Piazza killers' accomplice sentenced to time served
Katoya Jones was sentenced to two years probation for her role in the 2009 double murder at the Piazza at Schmidts.

THERE ARE SOME things in life that you can't atone for, no matter how hard you try. Playing a role, no matter how small, in a double murder is one of them. Or maybe it isn't.
Katoya Jones will spend the rest of her life wrestling with that moral quandary.
Jones, an accomplice in the 2009 drug robbery that ended in the shooting deaths of Rian Thal and Timothy Gilmore inside a Northern Liberties apartment building, was sentenced yesterday to time served and two years' probation.
The 29-year-old previously pleaded guilty to charges of third-degree murder, robbery, conspiracy and burglary. She spent three years behind bars at the city's Riverside Correctional Facility before being set free last summer on $50,000 unsecured bail.
She also cooperated extensively with prosecutors and helped put her seven co-defendants behind bars, some for life.
Jones, an Army veteran who worked as a biotechnician for a New Jersey firm, fought back tears as she described the misery and guilt that haunts her life.
"I hate waking up . . . I don't feel worthy of anything, even being free," she said in court.
She begged Thal's mother, Sandy Thal, for forgiveness.
Sandy Thal read a brief statement, describing her daughter as a "beautiful young woman with her life ahead of her," one whose smile "lit up a room."
Jones was a longtime friend of Will "Pooh" Hook, the mastermind of a plot to break into Thal's apartment inside the Navona building at the Piazza at Schmidt's, where Hook believed Thal was hiding $500,000 in drug money.
Jones also lived inside the Navona building, and agreed to let three of Hook's associates inside to commit the robbery, in exchange for a $50,000 cut of the loot.
Thal and Gilmore were shot to death in the hallway outside Thal's apartment. Homicide investigators later found about $110,000 and nearly nine pounds of cocaine inside.

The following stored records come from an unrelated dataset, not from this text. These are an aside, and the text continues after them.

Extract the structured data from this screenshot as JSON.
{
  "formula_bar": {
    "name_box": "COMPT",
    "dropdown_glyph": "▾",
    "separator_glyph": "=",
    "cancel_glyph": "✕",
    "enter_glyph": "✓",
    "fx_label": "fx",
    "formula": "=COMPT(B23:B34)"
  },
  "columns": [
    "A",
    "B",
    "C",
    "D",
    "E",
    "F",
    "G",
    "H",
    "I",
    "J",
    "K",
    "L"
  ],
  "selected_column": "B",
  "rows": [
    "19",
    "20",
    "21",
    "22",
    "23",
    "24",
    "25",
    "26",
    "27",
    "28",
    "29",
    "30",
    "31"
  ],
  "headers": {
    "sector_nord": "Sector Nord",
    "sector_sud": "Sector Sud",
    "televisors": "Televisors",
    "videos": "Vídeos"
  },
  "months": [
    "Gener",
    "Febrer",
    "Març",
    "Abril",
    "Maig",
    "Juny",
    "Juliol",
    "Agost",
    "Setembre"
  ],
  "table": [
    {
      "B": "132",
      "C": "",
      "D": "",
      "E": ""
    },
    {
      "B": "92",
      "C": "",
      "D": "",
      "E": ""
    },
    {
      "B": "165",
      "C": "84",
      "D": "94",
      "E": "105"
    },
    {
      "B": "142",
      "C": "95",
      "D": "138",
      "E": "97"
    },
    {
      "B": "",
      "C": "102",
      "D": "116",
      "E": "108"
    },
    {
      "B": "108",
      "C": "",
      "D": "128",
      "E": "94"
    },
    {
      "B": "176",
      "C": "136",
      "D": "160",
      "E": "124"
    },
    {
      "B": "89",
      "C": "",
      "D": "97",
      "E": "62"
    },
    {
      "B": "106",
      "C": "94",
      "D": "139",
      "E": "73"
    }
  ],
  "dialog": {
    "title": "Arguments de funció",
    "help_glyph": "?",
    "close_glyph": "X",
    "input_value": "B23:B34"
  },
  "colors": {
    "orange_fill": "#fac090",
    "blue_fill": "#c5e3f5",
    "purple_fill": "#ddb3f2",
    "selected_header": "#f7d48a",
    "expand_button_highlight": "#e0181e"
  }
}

Common Pleas Judge Benjamin Lerner said the slayings "shook the fabric of this entire city."
Lerner also said that he believed that the trials of Hook and co-mastermind Caesar Holloway would have been more difficult for prosecutors without Jones' help.
Robert Mozenter, Jones' attorney, said she now works at a church, mentoring young people. "Saying 'sorry' is not enough," he said. "You have to do acts that indicate that you are sorry."
Thal's mother told reporters after the sentencing that she wasn't happy with Lerner's decision, but noted there was little she could do about it.
"The really bad guys are gone. They're away," she said.